A strong patent system has been the engine of innovation in this country for over two centuries, and it remains a fundamental driver of economic growth and job creation in this new technology-driven economy. U.S. competitive advantage depends on strong, enforceable patent rights that incentivize innovators to invent. A law that would make it harder to enforce U.S. patents will encourage the infringement of American ingenuity and innovation and embolden competitors in China and elsewhere.
But that’s exactly the kind of law that is currently making its way through the House and Senate. To understand why, you must understand that one of the hallmarks of the current patent debate has been the discrepancy between the stated aims and the actual effort. For example, the stated aim is to protect small businesses and startups from “patent trolls,” but the companies driving the effort are many of the largest companies in the world – just five of them have an aggregate market capitalization of $2 trillion.

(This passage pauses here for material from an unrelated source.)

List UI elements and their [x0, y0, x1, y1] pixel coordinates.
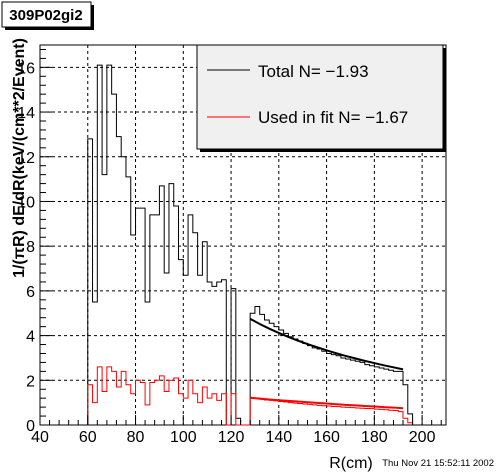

Another discrepancy is between the stated legislative goals and the actual proposed language. This is perhaps demonstrated in starkest relief in the “customer stay” provision found in both the Innovation Act bill in the House of Representatives and in the PATENT Act bill in the Senate. It ostensibly would exist to protect downstream customers of a patent infringer, such as a small coffee shop offering Wi-Fi service using a device that unbeknownst to the coffee shop infringes a patent. But while the Senate Judiciary Committee’s summary of the PATENT Act says that the “customer stay is available only to those at the end of the supply chain,” like the coffee shop, the language found in the bill is actually far broader in scope.